Glazed Pork Belly with Swiss Chard, Pinot Gris-Poached Granny Smith Apples, and Dijon Mustard Vinaigrette

This was quite possibly the best pork fat I've ever tasted. Most of the time when I eat pork belly, I take the fat off because it feels so unhealthy. This, however, was so good I wanted to eat all of it. The beauty of cooking this sous vide is the fat. Fat melts at 85°C, and the meat is cooked at 82.2°C. What this means is that while the meat is getting tender, the fat does not melt away. One mistake I made, however, was that I cut the pork incorrectly with respect to the grain. I should have cut the pork against the grain, because cutting with the grain made the meat seem more tough and stringy instead of fall-apart tender.

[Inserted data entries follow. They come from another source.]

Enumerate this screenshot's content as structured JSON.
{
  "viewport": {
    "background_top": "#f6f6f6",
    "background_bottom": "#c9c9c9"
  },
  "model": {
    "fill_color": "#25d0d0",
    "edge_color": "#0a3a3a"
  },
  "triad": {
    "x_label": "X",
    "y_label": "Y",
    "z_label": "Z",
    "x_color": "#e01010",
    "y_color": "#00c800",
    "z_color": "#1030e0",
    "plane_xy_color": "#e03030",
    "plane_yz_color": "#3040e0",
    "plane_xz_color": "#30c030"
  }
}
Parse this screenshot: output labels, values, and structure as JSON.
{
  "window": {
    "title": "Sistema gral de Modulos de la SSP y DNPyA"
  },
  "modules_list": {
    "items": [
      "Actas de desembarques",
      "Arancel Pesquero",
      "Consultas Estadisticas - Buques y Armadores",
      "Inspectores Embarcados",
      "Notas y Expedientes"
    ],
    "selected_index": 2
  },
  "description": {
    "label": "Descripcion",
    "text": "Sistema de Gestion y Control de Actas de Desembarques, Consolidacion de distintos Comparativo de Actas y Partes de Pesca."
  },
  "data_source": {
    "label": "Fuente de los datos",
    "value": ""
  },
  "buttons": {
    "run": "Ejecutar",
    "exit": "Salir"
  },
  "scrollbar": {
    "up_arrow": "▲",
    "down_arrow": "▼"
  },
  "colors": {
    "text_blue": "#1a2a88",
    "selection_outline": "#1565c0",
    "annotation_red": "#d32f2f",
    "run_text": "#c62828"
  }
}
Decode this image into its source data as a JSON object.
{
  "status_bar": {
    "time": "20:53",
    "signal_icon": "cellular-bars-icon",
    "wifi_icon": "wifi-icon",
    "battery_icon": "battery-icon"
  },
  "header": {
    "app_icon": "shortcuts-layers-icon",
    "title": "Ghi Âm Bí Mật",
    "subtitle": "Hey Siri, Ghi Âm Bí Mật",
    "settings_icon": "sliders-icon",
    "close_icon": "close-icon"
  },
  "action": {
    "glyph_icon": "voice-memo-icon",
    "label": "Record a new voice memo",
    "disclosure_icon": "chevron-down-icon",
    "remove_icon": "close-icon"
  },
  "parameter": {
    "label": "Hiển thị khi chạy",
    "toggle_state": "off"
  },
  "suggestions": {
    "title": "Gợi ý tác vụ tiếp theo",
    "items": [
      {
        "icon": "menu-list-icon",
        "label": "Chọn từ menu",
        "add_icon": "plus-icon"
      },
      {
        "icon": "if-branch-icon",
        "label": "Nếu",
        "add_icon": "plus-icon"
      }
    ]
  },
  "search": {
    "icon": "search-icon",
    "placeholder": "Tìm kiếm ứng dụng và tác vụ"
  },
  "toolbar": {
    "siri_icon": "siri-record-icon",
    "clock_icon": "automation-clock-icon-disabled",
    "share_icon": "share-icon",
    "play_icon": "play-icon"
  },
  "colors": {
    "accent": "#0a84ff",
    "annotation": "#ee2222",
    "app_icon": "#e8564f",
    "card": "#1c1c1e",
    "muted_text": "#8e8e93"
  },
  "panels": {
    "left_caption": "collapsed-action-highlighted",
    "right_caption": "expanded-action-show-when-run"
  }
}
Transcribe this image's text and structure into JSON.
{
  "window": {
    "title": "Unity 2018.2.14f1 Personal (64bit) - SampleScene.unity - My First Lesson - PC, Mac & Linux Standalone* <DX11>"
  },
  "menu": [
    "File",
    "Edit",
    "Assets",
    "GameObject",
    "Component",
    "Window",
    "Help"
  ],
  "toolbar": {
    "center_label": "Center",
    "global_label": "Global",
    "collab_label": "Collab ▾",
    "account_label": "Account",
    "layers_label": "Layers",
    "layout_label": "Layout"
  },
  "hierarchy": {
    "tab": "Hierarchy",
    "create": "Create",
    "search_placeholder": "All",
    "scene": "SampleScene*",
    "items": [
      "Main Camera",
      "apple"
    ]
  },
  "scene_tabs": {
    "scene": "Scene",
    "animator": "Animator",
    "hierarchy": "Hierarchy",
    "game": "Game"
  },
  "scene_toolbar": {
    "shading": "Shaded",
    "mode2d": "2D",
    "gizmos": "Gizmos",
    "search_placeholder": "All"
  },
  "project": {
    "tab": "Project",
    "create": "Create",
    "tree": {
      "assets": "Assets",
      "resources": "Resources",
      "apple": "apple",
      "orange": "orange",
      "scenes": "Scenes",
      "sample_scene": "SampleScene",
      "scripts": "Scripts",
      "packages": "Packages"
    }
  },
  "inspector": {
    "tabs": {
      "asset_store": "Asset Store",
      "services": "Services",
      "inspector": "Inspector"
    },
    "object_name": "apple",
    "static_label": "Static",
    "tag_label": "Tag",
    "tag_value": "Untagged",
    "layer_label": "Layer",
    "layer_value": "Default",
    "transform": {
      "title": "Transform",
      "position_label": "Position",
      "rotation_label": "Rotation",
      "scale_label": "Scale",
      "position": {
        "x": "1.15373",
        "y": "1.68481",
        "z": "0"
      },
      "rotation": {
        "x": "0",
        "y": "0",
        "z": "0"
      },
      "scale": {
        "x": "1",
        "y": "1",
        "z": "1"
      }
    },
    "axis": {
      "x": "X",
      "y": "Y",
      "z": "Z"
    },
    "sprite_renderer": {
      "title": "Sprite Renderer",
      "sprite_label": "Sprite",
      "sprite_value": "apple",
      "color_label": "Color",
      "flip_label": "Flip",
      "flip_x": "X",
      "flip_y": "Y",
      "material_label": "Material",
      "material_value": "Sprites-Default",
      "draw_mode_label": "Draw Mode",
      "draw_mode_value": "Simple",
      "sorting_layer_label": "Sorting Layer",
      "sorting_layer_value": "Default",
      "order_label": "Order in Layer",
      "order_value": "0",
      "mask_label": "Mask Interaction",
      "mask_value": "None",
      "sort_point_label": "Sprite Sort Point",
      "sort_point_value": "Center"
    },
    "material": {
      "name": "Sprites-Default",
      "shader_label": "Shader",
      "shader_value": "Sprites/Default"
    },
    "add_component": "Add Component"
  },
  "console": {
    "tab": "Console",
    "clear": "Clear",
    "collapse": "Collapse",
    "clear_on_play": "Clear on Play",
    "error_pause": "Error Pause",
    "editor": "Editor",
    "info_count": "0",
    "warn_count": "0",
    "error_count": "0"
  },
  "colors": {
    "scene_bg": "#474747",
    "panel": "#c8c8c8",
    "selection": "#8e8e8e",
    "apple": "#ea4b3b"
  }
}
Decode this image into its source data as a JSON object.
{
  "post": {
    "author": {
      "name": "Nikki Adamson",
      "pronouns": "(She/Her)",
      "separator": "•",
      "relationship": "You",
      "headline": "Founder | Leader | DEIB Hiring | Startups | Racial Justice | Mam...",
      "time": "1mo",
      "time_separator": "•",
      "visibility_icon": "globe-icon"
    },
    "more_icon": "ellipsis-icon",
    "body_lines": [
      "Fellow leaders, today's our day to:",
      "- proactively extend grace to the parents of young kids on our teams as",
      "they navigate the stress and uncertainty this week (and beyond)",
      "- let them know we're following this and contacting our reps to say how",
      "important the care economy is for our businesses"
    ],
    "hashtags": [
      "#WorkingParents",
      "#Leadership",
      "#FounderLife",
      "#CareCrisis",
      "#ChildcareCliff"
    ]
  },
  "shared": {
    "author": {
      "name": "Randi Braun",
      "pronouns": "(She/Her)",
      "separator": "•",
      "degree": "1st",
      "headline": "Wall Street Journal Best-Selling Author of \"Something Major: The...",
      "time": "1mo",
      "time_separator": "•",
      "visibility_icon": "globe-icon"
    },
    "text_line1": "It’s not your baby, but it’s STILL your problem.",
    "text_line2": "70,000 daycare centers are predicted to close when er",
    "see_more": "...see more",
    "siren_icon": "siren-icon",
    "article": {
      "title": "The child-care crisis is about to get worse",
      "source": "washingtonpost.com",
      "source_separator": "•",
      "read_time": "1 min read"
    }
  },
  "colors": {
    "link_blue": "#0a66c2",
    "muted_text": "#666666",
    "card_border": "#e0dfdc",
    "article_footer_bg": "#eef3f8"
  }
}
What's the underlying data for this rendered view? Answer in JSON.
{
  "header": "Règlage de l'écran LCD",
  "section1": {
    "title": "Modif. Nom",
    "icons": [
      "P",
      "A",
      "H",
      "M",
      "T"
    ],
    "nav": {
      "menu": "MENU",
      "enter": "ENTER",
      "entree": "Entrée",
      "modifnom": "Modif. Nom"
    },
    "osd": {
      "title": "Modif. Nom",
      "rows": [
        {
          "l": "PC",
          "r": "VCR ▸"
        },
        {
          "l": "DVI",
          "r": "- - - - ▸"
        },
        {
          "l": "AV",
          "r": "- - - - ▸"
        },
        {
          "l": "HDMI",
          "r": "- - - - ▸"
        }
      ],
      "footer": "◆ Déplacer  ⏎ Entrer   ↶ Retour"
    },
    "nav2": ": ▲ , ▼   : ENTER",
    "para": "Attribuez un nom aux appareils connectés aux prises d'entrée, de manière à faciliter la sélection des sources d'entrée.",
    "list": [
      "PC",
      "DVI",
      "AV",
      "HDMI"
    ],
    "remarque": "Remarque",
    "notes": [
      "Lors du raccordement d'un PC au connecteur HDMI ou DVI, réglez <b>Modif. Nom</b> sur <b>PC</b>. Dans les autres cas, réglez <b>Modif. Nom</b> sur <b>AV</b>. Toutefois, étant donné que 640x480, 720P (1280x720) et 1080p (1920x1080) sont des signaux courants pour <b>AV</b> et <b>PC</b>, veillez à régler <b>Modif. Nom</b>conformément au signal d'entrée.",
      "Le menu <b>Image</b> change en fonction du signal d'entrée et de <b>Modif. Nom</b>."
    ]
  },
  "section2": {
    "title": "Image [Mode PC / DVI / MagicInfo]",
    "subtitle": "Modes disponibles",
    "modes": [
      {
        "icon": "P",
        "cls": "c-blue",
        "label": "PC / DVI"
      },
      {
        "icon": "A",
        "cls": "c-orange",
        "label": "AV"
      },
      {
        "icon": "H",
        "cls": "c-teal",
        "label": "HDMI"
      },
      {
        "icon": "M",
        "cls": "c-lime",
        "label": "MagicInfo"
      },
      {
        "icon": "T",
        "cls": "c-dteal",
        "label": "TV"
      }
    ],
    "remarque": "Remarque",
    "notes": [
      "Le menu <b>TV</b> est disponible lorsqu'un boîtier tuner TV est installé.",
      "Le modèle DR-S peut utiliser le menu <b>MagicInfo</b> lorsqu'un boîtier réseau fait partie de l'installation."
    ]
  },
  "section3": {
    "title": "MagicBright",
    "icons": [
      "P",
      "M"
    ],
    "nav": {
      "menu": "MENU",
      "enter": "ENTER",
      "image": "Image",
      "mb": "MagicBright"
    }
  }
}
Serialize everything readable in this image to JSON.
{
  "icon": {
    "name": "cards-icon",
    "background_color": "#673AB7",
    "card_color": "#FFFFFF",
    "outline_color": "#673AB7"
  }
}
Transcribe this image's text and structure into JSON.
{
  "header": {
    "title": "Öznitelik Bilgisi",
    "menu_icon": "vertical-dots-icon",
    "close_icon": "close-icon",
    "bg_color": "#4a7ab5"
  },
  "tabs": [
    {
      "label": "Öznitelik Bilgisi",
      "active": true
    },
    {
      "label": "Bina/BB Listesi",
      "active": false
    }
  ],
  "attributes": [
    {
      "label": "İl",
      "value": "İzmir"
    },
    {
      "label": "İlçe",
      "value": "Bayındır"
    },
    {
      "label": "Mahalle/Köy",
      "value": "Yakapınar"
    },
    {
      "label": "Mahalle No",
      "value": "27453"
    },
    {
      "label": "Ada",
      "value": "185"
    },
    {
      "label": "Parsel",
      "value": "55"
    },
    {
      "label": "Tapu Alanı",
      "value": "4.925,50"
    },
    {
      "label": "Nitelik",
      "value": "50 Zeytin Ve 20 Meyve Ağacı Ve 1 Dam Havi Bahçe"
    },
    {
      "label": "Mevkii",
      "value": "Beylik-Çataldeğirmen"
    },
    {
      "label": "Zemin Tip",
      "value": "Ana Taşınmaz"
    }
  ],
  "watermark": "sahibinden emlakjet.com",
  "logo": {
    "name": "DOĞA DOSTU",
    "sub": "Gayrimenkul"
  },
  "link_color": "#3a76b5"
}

The combination of flavors on the plate was fun. There was the rich and decadent combination of the pork belly and the swiss chard leaves. The leaves were cooked with bacon, another form of pork belly, and could definitely stand up to the richness of the belly. Then there was the vinaigrette and the apple balls, both of which provided a cleansing acidic counterpoint to the fatty pork.

I paired this with a Ravenswood Zinfandel. I thought the fatty pork would help to balance the acidity and tannins of the zin, but I don't think it worked that well. It seemed like the zin overwhelmed the pork, which although it was rich, it was not very heavily flavored.

The pork was cooked 82.2°C for 12 hours, then seared at high heat on all sides. After that, it was cooked in a pork sauce made of reduced pork stock. This cooked down until it became thick and glazed the belly.

The swiss chard leaves were cooked with bacon, onions, and garlic, then roasted with additional chicken stock in a 350°F oven for 30 minutes. Then it was reduced on the stove until the chicken stock thickened and glazed the leaves.

The chard stems were cooked sous vide at 85°C for 75 minutes, with bay leaves, thyme, and garlic. Be careful with the herbs! The stems really soak up the flavor.

The final touch were granny smith apple balls. These were cooked sous vide at 85°C for 30 minutes in a solution of water, sugar, and an Oregon pinot gris. These provided a perfect counterpoint to the richness of the belly. The sous vide cooking allowed the apple balls to soak up the sugar and wine, while retaining a toothsome bite.

The vinaigrette was simple, with Dijon mustard, olive oil, honey, salt, and pepper.